For President Donald Trump, tariffs — not just the idea but also the emotional response — make up what he once called “the most beautiful word” in the English language.


 Trump's tariff strategy failed to tackle the deficit.
 Trump's tariff strategy failed to tackle the deficit.

For him, the beauty of tariffs lies in their supposed ability to solve the country’s biggest financial problems, serving as both a replacement for income tax and a fix for the nation’s towering federal deficit, Jake Angelo reported for Fortune.


Yet that cure may be more illusion than solution, as experts say tariffs are a faulty revenue-making device.
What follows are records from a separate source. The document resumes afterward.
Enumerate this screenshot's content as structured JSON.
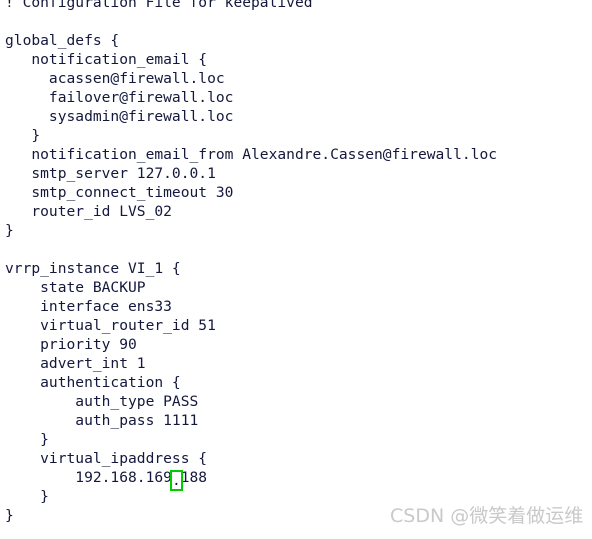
{
  "document": {
    "kind": "keepalived-config-file",
    "colors": {
      "background": "#ffffff",
      "text": "#14183c",
      "cursor_outline": "#00cc00",
      "watermark": "#c9c9c9"
    },
    "lines": [
      {
        "id": "l01",
        "text": "! Configuration File for keepalived"
      },
      {
        "id": "l02",
        "text": ""
      },
      {
        "id": "l03",
        "text": "global_defs {"
      },
      {
        "id": "l04",
        "text": "   notification_email {"
      },
      {
        "id": "l05",
        "text": "     acassen@firewall.loc"
      },
      {
        "id": "l06",
        "text": "     failover@firewall.loc"
      },
      {
        "id": "l07",
        "text": "     sysadmin@firewall.loc"
      },
      {
        "id": "l08",
        "text": "   }"
      },
      {
        "id": "l09",
        "text": "   notification_email_from Alexandre.Cassen@firewall.loc"
      },
      {
        "id": "l10",
        "text": "   smtp_server 127.0.0.1"
      },
      {
        "id": "l11",
        "text": "   smtp_connect_timeout 30"
      },
      {
        "id": "l12",
        "text": "   router_id LVS_02"
      },
      {
        "id": "l13",
        "text": "}"
      },
      {
        "id": "l14",
        "text": ""
      },
      {
        "id": "l15",
        "text": "vrrp_instance VI_1 {"
      },
      {
        "id": "l16",
        "text": "    state BACKUP"
      },
      {
        "id": "l17",
        "text": "    interface ens33"
      },
      {
        "id": "l18",
        "text": "    virtual_router_id 51"
      },
      {
        "id": "l19",
        "text": "    priority 90"
      },
      {
        "id": "l20",
        "text": "    advert_int 1"
      },
      {
        "id": "l21",
        "text": "    authentication {"
      },
      {
        "id": "l22",
        "text": "        auth_type PASS"
      },
      {
        "id": "l23",
        "text": "        auth_pass 1111"
      },
      {
        "id": "l24",
        "text": "    }"
      },
      {
        "id": "l25",
        "text": "    virtual_ipaddress {"
      },
      {
        "id": "l26",
        "before": "        192.168.169",
        "cursor": ".",
        "after": "188"
      },
      {
        "id": "l27",
        "text": "    }"
      },
      {
        "id": "l28",
        "text": "}"
      }
    ]
  },
  "watermark": {
    "text": "CSDN @微笑着做运维"
  }
}
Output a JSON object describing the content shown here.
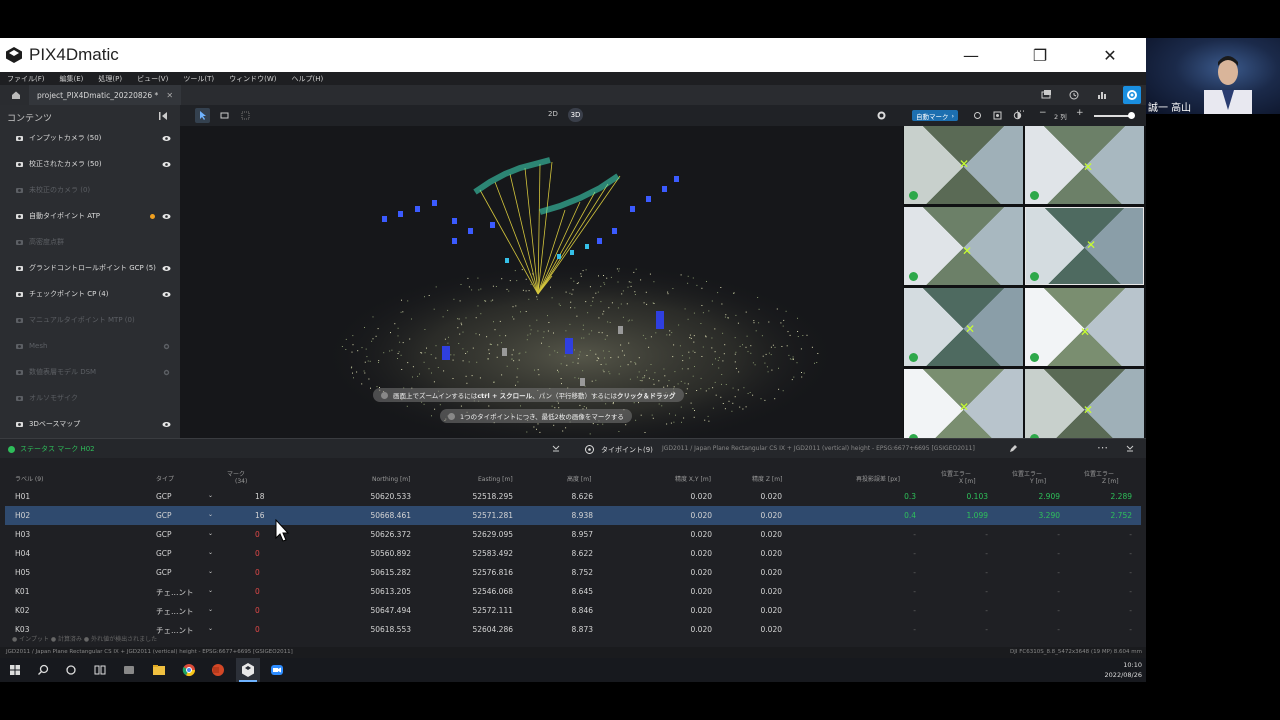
{
  "window": {
    "app_title": "PIX4Dmatic",
    "minimize": "—",
    "restore": "❐",
    "close": "✕"
  },
  "webcam": {
    "name": "誠一 高山"
  },
  "menu": [
    "ファイル(F)",
    "編集(E)",
    "処理(P)",
    "ビュー(V)",
    "ツール(T)",
    "ウィンドウ(W)",
    "ヘルプ(H)"
  ],
  "tab": {
    "project": "project_PIX4Dmatic_20220826 *",
    "close": "✕"
  },
  "left_panel": {
    "title": "コンテンツ",
    "items": [
      {
        "label": "インプットカメラ (50)",
        "dim": false,
        "eye": true,
        "icon": "camera-icon"
      },
      {
        "label": "校正されたカメラ (50)",
        "dim": false,
        "eye": true,
        "icon": "calibrated-camera-icon"
      },
      {
        "label": "未校正のカメラ (0)",
        "dim": true,
        "eye": false,
        "icon": "uncalibrated-camera-icon"
      },
      {
        "label": "自動タイポイント ATP",
        "dim": false,
        "eye": true,
        "icon": "tiepoint-icon",
        "dot": true
      },
      {
        "label": "高密度点群",
        "dim": true,
        "eye": false,
        "icon": "point-cloud-icon"
      },
      {
        "label": "グランドコントロールポイント GCP (5)",
        "dim": false,
        "eye": true,
        "icon": "gcp-icon"
      },
      {
        "label": "チェックポイント CP (4)",
        "dim": false,
        "eye": true,
        "icon": "checkpoint-icon"
      },
      {
        "label": "マニュアルタイポイント MTP (0)",
        "dim": true,
        "eye": false,
        "icon": "mtp-icon"
      },
      {
        "label": "Mesh",
        "dim": true,
        "eye": false,
        "icon": "mesh-icon",
        "gear": true
      },
      {
        "label": "数値表層モデル DSM",
        "dim": true,
        "eye": false,
        "icon": "dsm-icon",
        "gear": true
      },
      {
        "label": "オルソモザイク",
        "dim": true,
        "eye": false,
        "icon": "ortho-icon"
      },
      {
        "label": "3Dベースマップ",
        "dim": false,
        "eye": true,
        "icon": "basemap-icon"
      }
    ]
  },
  "viewport": {
    "mode_2d": "2D",
    "mode_3d": "3D",
    "hint1_a": "画面上でズームインするには",
    "hint1_b": "ctrl + スクロール",
    "hint1_c": "、パン（平行移動）するには",
    "hint1_d": "クリック＆ドラッグ",
    "hint2": "1つのタイポイントにつき、最低2枚の画像をマークする"
  },
  "image_panel": {
    "auto_mark": "自動マーク",
    "columns": "2 列",
    "minus": "−",
    "plus": "+"
  },
  "status": {
    "label": "ステータス マーク H02",
    "tiepoint_label": "タイポイント(9)",
    "crs": "JGD2011 / Japan Plane Rectangular CS IX + JGD2011 (vertical) height - EPSG:6677+6695 [GSIGEO2011]"
  },
  "table": {
    "headers": {
      "label": "ラベル (9)",
      "type": "タイプ",
      "mark": "マーク",
      "mark_sub": "(34)",
      "northing": "Northing [m]",
      "easting": "Easting [m]",
      "altitude": "高度 [m]",
      "acc_xy": "精度 X,Y [m]",
      "acc_z": "精度 Z [m]",
      "reproj": "再投影誤差 [px]",
      "err_x": "位置エラー",
      "err_x_sub": "X [m]",
      "err_y": "位置エラー",
      "err_y_sub": "Y [m]",
      "err_z": "位置エラー",
      "err_z_sub": "Z [m]"
    },
    "rows": [
      {
        "label": "H01",
        "type": "GCP",
        "mark": "18",
        "northing": "50620.533",
        "easting": "52518.295",
        "alt": "8.626",
        "accxy": "0.020",
        "accz": "0.020",
        "reproj": "0.3",
        "ex": "0.103",
        "ey": "2.909",
        "ez": "2.289",
        "selected": false,
        "marked": true
      },
      {
        "label": "H02",
        "type": "GCP",
        "mark": "16",
        "northing": "50668.461",
        "easting": "52571.281",
        "alt": "8.938",
        "accxy": "0.020",
        "accz": "0.020",
        "reproj": "0.4",
        "ex": "1.099",
        "ey": "3.290",
        "ez": "2.752",
        "selected": true,
        "marked": true
      },
      {
        "label": "H03",
        "type": "GCP",
        "mark": "0",
        "northing": "50626.372",
        "easting": "52629.095",
        "alt": "8.957",
        "accxy": "0.020",
        "accz": "0.020",
        "reproj": "-",
        "ex": "-",
        "ey": "-",
        "ez": "-",
        "selected": false,
        "marked": false
      },
      {
        "label": "H04",
        "type": "GCP",
        "mark": "0",
        "northing": "50560.892",
        "easting": "52583.492",
        "alt": "8.622",
        "accxy": "0.020",
        "accz": "0.020",
        "reproj": "-",
        "ex": "-",
        "ey": "-",
        "ez": "-",
        "selected": false,
        "marked": false
      },
      {
        "label": "H05",
        "type": "GCP",
        "mark": "0",
        "northing": "50615.282",
        "easting": "52576.816",
        "alt": "8.752",
        "accxy": "0.020",
        "accz": "0.020",
        "reproj": "-",
        "ex": "-",
        "ey": "-",
        "ez": "-",
        "selected": false,
        "marked": false
      },
      {
        "label": "K01",
        "type": "チェ…ント",
        "mark": "0",
        "northing": "50613.205",
        "easting": "52546.068",
        "alt": "8.645",
        "accxy": "0.020",
        "accz": "0.020",
        "reproj": "-",
        "ex": "-",
        "ey": "-",
        "ez": "-",
        "selected": false,
        "marked": false
      },
      {
        "label": "K02",
        "type": "チェ…ント",
        "mark": "0",
        "northing": "50647.494",
        "easting": "52572.111",
        "alt": "8.846",
        "accxy": "0.020",
        "accz": "0.020",
        "reproj": "-",
        "ex": "-",
        "ey": "-",
        "ez": "-",
        "selected": false,
        "marked": false
      },
      {
        "label": "K03",
        "type": "チェ…ント",
        "mark": "0",
        "northing": "50618.553",
        "easting": "52604.286",
        "alt": "8.873",
        "accxy": "0.020",
        "accz": "0.020",
        "reproj": "-",
        "ex": "-",
        "ey": "-",
        "ez": "-",
        "selected": false,
        "marked": false
      }
    ],
    "legend": "● インプット   ● 計算済み   ● 外れ値が検出されました"
  },
  "bottom_bar": {
    "crs": "JGD2011 / Japan Plane Rectangular CS IX + JGD2011 (vertical) height - EPSG:6677+6695 [GSIGEO2011]",
    "camera": "DJI FC6310S_8.8_5472x3648 (19 MP)  8.604 mm"
  },
  "taskbar": {
    "time": "10:10",
    "date": "2022/08/26"
  },
  "colors": {
    "accent": "#1a8fe0",
    "selected_row": "#2f4a6e",
    "ok_green": "#2ec05a",
    "zero_red": "#e04848"
  }
}
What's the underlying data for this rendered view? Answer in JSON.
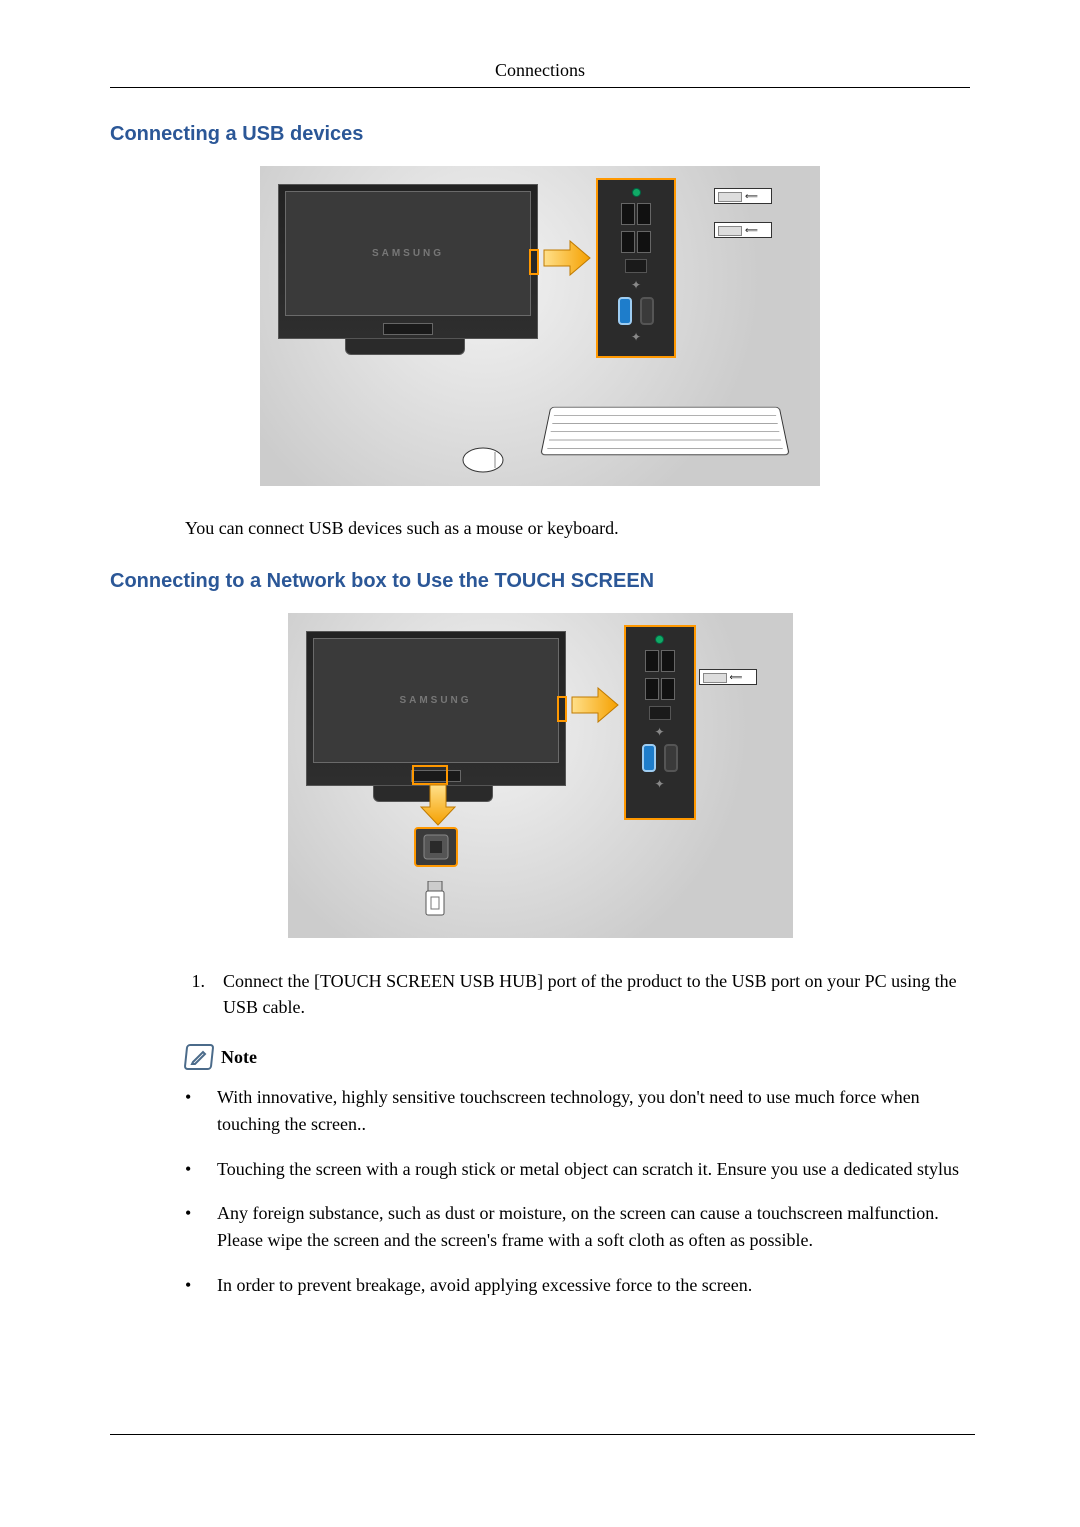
{
  "header": {
    "title": "Connections"
  },
  "section1": {
    "title": "Connecting a USB devices",
    "monitor_brand_1": "SAMSUNG",
    "caption": "You can connect USB devices such as a mouse or keyboard."
  },
  "section2": {
    "title": "Connecting to a Network box to Use the TOUCH SCREEN",
    "monitor_brand_2": "SAMSUNG",
    "steps": [
      {
        "num": "1.",
        "text": "Connect the [TOUCH SCREEN USB HUB] port of the product to the USB port on your PC using the USB cable."
      }
    ],
    "note_label": "Note",
    "bullets": [
      "With innovative, highly sensitive touchscreen technology, you don't need to use much force when touching the screen..",
      "Touching the screen with a rough stick or metal object can scratch it. Ensure you use a dedicated stylus",
      "Any foreign substance, such as dust or moisture, on the screen can cause a touchscreen malfunction. Please wipe the screen and the screen's frame with a soft cloth as often as possible.",
      "In order to prevent breakage, avoid applying excessive force to the screen."
    ]
  }
}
“As a revenue tool, they’re very weak,” Kyle Pomerleau, an international tax policy expert and senior fellow at the American Enterprise Institute (AEI), told Fortune.



“They do raise some revenue, but just not enough to really move the needle one way or the other.”


Trump has touted tariffs as a viable tool for tackling the national debt. But with the debt on track to hit a record $39 trillion, the revenue coming in from tariffs today barely scratches the surface.


Treasury Secretary Scott Bessent said the Trump administration ultimately aims to fully replace the revenue lost from the International Emergency Economic Powers Act (IEEPA) tariffs that the Supreme Court struck down last month.



However, both the new 10% tariffs introduced under Section 122 — which allows the president to impose tariffs on a short-term basis — and the previous IEEPA levies fall short of making a meaningful dent in the federal deficit.


Trump said last year that tariffs “are helping to slash the deficit this year by more than 25%.” But with a tariff strategy that failed to tackle the deficit then and is more hamstrung now, that claim is far from reality.